Black bile was one of the four humors, or fluids, that ancient Greek and Middle Eastern physicians once believed governed the body's moods and dispositions.
He cannot, however, desire his father, any more than the little girl can remain attached to her mother. Within the “Cite this article” tool, pick a style to see how all available information looks when formatted according to that style.
Judith Butler has taken up Freud's notion of melancholy identification to argue that gender itself is a melancholic identification in which the same-sex parent one is not allowed to desire, and who is thus lost as a love object, is internalized or incorporated. Then, copy and paste the text into your bibliography or works cited list.

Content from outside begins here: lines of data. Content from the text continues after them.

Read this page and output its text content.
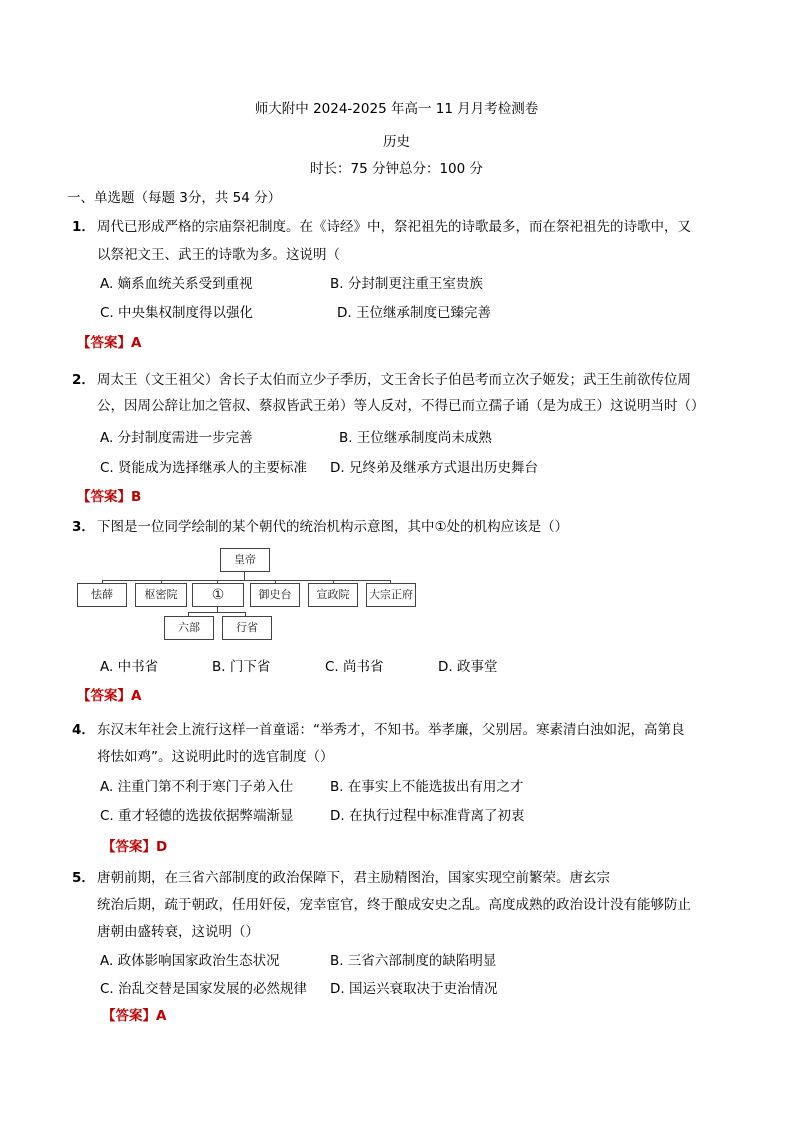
师大附中 2024-2025 年高一 11 月月考检测卷
历史
时长：75 分钟总分：100 分
一、单选题（每题 3分，共 54 分）
1． 周代已形成严格的宗庙祭祀制度。在《诗经》中，祭祀祖先的诗歌最多，而在祭祀祖先的诗歌中，又
以祭祀文王、武王的诗歌为多。这说明（
A. 嫡系血统关系受到重视	B. 分封制更注重王室贵族
C. 中央集权制度得以强化	D. 王位继承制度已臻完善
【答案】A
2． 周太王（文王祖父）舍长子太伯而立少子季历，文王舍长子伯邑考而立次子姬发；武王生前欲传位周
公，因周公辞让加之管叔、蔡叔皆武王弟）等人反对，不得已而立孺子诵（是为成王）这说明当时（）
A. 分封制度需进一步完善	B. 王位继承制度尚未成熟
C. 贤能成为选择继承人的主要标准 D. 兄终弟及继承方式退出历史舞台
【答案】B
3． 下图是一位同学绘制的某个朝代的统治机构示意图，其中①处的机构应该是（）
皇帝
怯薛	枢密院	①	御史台	宣政院	大宗正府
六部	行省
A. 中书省	B. 门下省	C. 尚书省	D. 政事堂
【答案】A
4． 东汉末年社会上流行这样一首童谣：“举秀才，不知书。举孝廉，父别居。寒素清白浊如泥，高第良
将怯如鸡”。这说明此时的选官制度（）
A. 注重门第不利于寒门子弟入仕	B. 在事实上不能选拔出有用之才
C. 重才轻德的选拔依据弊端渐显	D. 在执行过程中标准背离了初衷
【答案】D
5． 唐朝前期，在三省六部制度的政治保障下，君主励精图治，国家实现空前繁荣。唐玄宗
统治后期，疏于朝政，任用奸佞，宠幸宦官，终于酿成安史之乱。高度成熟的政治设计没有能够防止
唐朝由盛转衰，这说明（）
A. 政体影响国家政治生态状况	B. 三省六部制度的缺陷明显
C. 治乱交替是国家发展的必然规律 D. 国运兴衰取决于吏治情况
【答案】A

Suicide, Freud argued, is the splitting off of the hateful and sadistic impulses directed at the lost love-object and the turning of that hate against the self.
This process is aided by identification with the lost object, wherein the jilted lover becomes as much as possible like the person who has left her.
However, Butler's theory of gender as melancholic—the reason she prefers we view gender this way—presents homosexuality as "natural" a psychic process of subject formation as heterosexuality (which takes shape in much the same way) and should not be viewed as a bad or inauthentic copy.
In 1917, Sigmund Freud published "Mourning and Melancholia," an essay that distinguished a difference between mourning, where a lost object is the source of conscious grief, and melancholia, where the loss is unconscious or unknown.
Butler's notion of gender as melancholy incorporation combines Freud's theory of castration as the cause of childhood sex and gender development with the idea that melancholia can also cause sex and gender development. Because each style has its own formatting nuances that evolve over time and not all information is available for every reference entry or article, cannot guarantee each citation it generates.
Butler points out that boys and girls might identify with the mother they have lost, desire her, or both.
Contributors: Carlos Mario Aslan, Martin Bergmann, Roosevelt M. Cassorla, Florence Guignard, Mar¡a Cristina Melgar, Thomas H.
Ogden, Mar¡a Lucila Pelento, Jean-Michel Quinodoz, Priscilla Roth, Vamik D.